Not sure how you can reduce the hearth requirements...the only protection required for the Sterling is the width & depth of the unit, & that's if it's to be installed on carpet, vinyl tile, or other combustible material ather than wood flooring...
The screen MAY cut down on how close you can have furniture in FRONT of the unit, but I didn't see anything in the install manual specifically citing such...


----------



## dsell (Feb 8, 2009)

Hearth Requirements
No floor protection is required if
the stove is installed on noncombustible
flooring. If the stove
is installed on a combustible floor,
it must meet one of the following
criteria.

3. The stove is installed on a wood floor or, a wood or metal panel extending the full width and depth of the stove and
has one of the following:
a. A non-combustible hearth pad with a R-value of 1.1 and a minimum measurement of 30"Wx16"D.
b. A hearth pad is not required when using the optional front door screen(item # 95-57200).

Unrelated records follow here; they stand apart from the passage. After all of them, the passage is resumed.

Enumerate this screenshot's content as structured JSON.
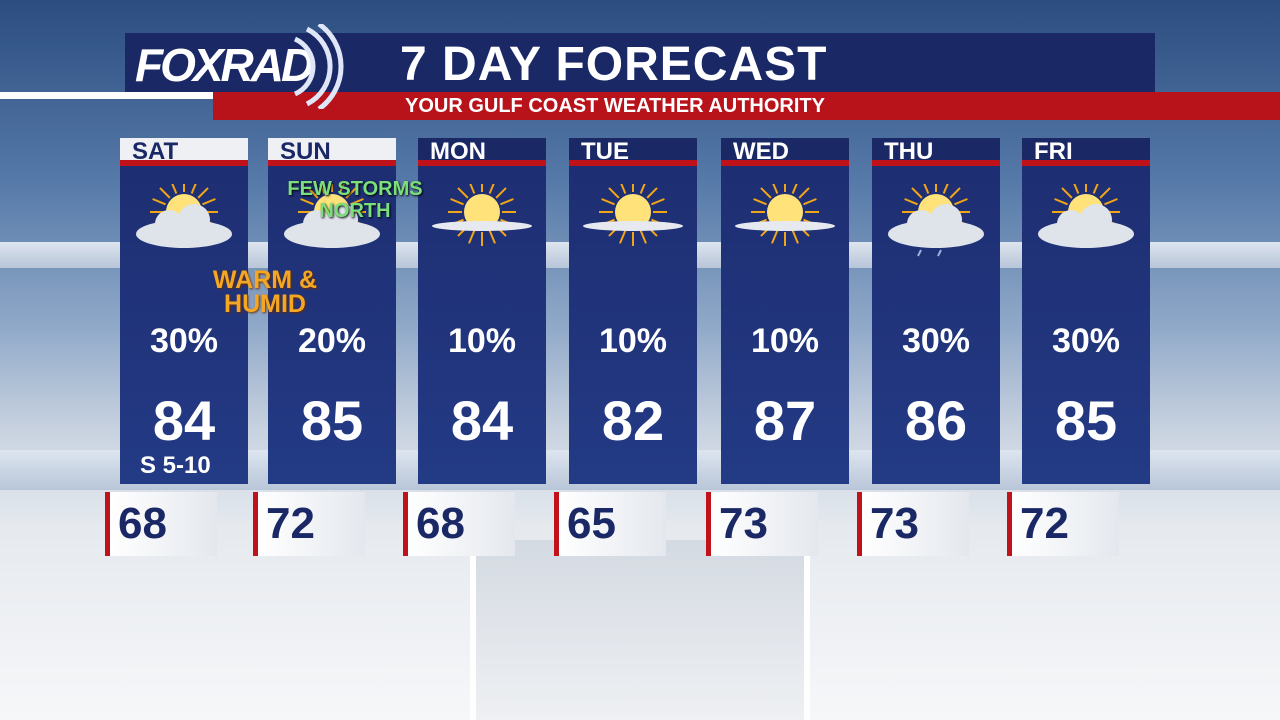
{
  "header": {
    "logo": "FOXRAD",
    "title": "7 DAY FORECAST",
    "subtitle": "YOUR GULF COAST WEATHER AUTHORITY"
  },
  "days": [
    {
      "day": "SAT",
      "icon": "partly-cloudy-icon",
      "pop": "30%",
      "high": "84",
      "low": "68",
      "wind": "S 5-10",
      "highlight": true
    },
    {
      "day": "SUN",
      "icon": "partly-cloudy-icon",
      "pop": "20%",
      "high": "85",
      "low": "72",
      "highlight": true
    },
    {
      "day": "MON",
      "icon": "sunny-icon",
      "pop": "10%",
      "high": "84",
      "low": "68"
    },
    {
      "day": "TUE",
      "icon": "sunny-icon",
      "pop": "10%",
      "high": "82",
      "low": "65"
    },
    {
      "day": "WED",
      "icon": "sunny-icon",
      "pop": "10%",
      "high": "87",
      "low": "73"
    },
    {
      "day": "THU",
      "icon": "partly-cloudy-shower-icon",
      "pop": "30%",
      "high": "86",
      "low": "73"
    },
    {
      "day": "FRI",
      "icon": "partly-cloudy-icon",
      "pop": "30%",
      "high": "85",
      "low": "72"
    }
  ],
  "notes": {
    "sun": "FEW STORMS NORTH",
    "sat": "WARM & HUMID"
  },
  "colors": {
    "navy": "#1a2866",
    "red": "#c0121a",
    "note_green": "#7be07b",
    "note_orange": "#f5a623"
  }
}
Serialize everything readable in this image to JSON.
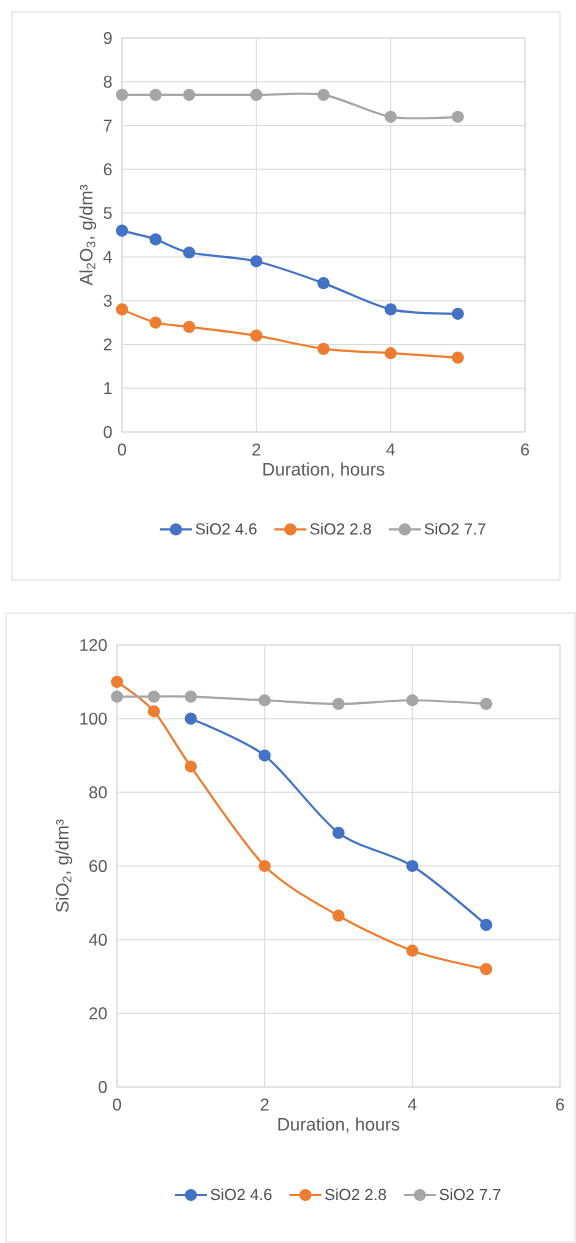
{
  "chart_data": [
    {
      "type": "line",
      "xlabel": "Duration, hours",
      "ylabel": "Al$_{2}$O$_{3}$, g/dm³",
      "xlim": [
        0,
        6
      ],
      "xticks": [
        0,
        2,
        4,
        6
      ],
      "ylim": [
        0,
        9
      ],
      "yticks": [
        0,
        1,
        2,
        3,
        4,
        5,
        6,
        7,
        8,
        9
      ],
      "grid": true,
      "legend": "bottom",
      "marker": "circle",
      "x": [
        0,
        0.5,
        1,
        2,
        3,
        4,
        5
      ],
      "series": [
        {
          "name": "SiO2 4.6",
          "color": "#4472c4",
          "values": [
            4.6,
            4.4,
            4.1,
            3.9,
            3.4,
            2.8,
            2.7
          ]
        },
        {
          "name": "SiO2 2.8",
          "color": "#ed7d31",
          "values": [
            2.8,
            2.5,
            2.4,
            2.2,
            1.9,
            1.8,
            1.7
          ]
        },
        {
          "name": "SiO2 7.7",
          "color": "#a5a5a5",
          "values": [
            7.7,
            7.7,
            7.7,
            7.7,
            7.7,
            7.2,
            7.2
          ]
        }
      ]
    },
    {
      "type": "line",
      "xlabel": "Duration, hours",
      "ylabel": "SiO$_{2}$, g/dm³",
      "xlim": [
        0,
        6
      ],
      "xticks": [
        0,
        2,
        4,
        6
      ],
      "ylim": [
        0,
        120
      ],
      "yticks": [
        0,
        20,
        40,
        60,
        80,
        100,
        120
      ],
      "grid": true,
      "legend": "bottom",
      "marker": "circle",
      "x": [
        0,
        0.5,
        1,
        2,
        3,
        4,
        5
      ],
      "series": [
        {
          "name": "SiO2 4.6",
          "color": "#4472c4",
          "values": [
            null,
            null,
            100,
            90,
            69,
            60,
            44
          ]
        },
        {
          "name": "SiO2 2.8",
          "color": "#ed7d31",
          "values": [
            110,
            102,
            87,
            60,
            46.5,
            37,
            32
          ]
        },
        {
          "name": "SiO2 7.7",
          "color": "#a5a5a5",
          "values": [
            106,
            106,
            106,
            105,
            104,
            105,
            104
          ]
        }
      ]
    }
  ]
}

This
screen must be attached in accordance with the technical data sheet provided with the screen.

The above is where I got the screen solution from the Sterling G manual.  I am setting the stove on a 3/4" real maple wood floor that I just reclaimed from a gym.  It's tricky when I read #3 and now I see the "or" which conditions a. and b. are meant for.

Are there any online retailers where I can get the natural gas coversion kit, item 95-56310 NG Fuel Conversion Kit, 7211-505 Embers, and the thermostat?  I have been Google searching with no luck.  Can I use an electronic thermostat from Walmart?

Thanks for your help


----------



## DAKSY (Feb 9, 2009)

dsell said:
			
		

> I recently purchased a used Hearthstone Sterling G direct vent that is configured to burn LP.  What does the natural gas conversion kit consist of?  The manual states that there is a screen that can be placed on the door to reduce hearth requirements.  What does the screen look like?  Thanks



OK, dsell, I've done a little detective work & what I've found tells me that you DO NOT have a DIRECT VENT (DV) unit.
You have a B-VENT (BV) unit...
That's why you need additional hearth protection because the unit will draw household air for combustion 
& there may be an opening in the front for getting that cimbustion air to the burner.

As far as trying to get the conversion parts,
did you try to call Hearthstone at 1 (800) 827-8683?
Either that or try the website & there should be a dealer locator:

www.hearthstonestoves.com

If you have no luck with either of those methods, PM me & I'll put you in touch with our warehouse & parts dept...


----------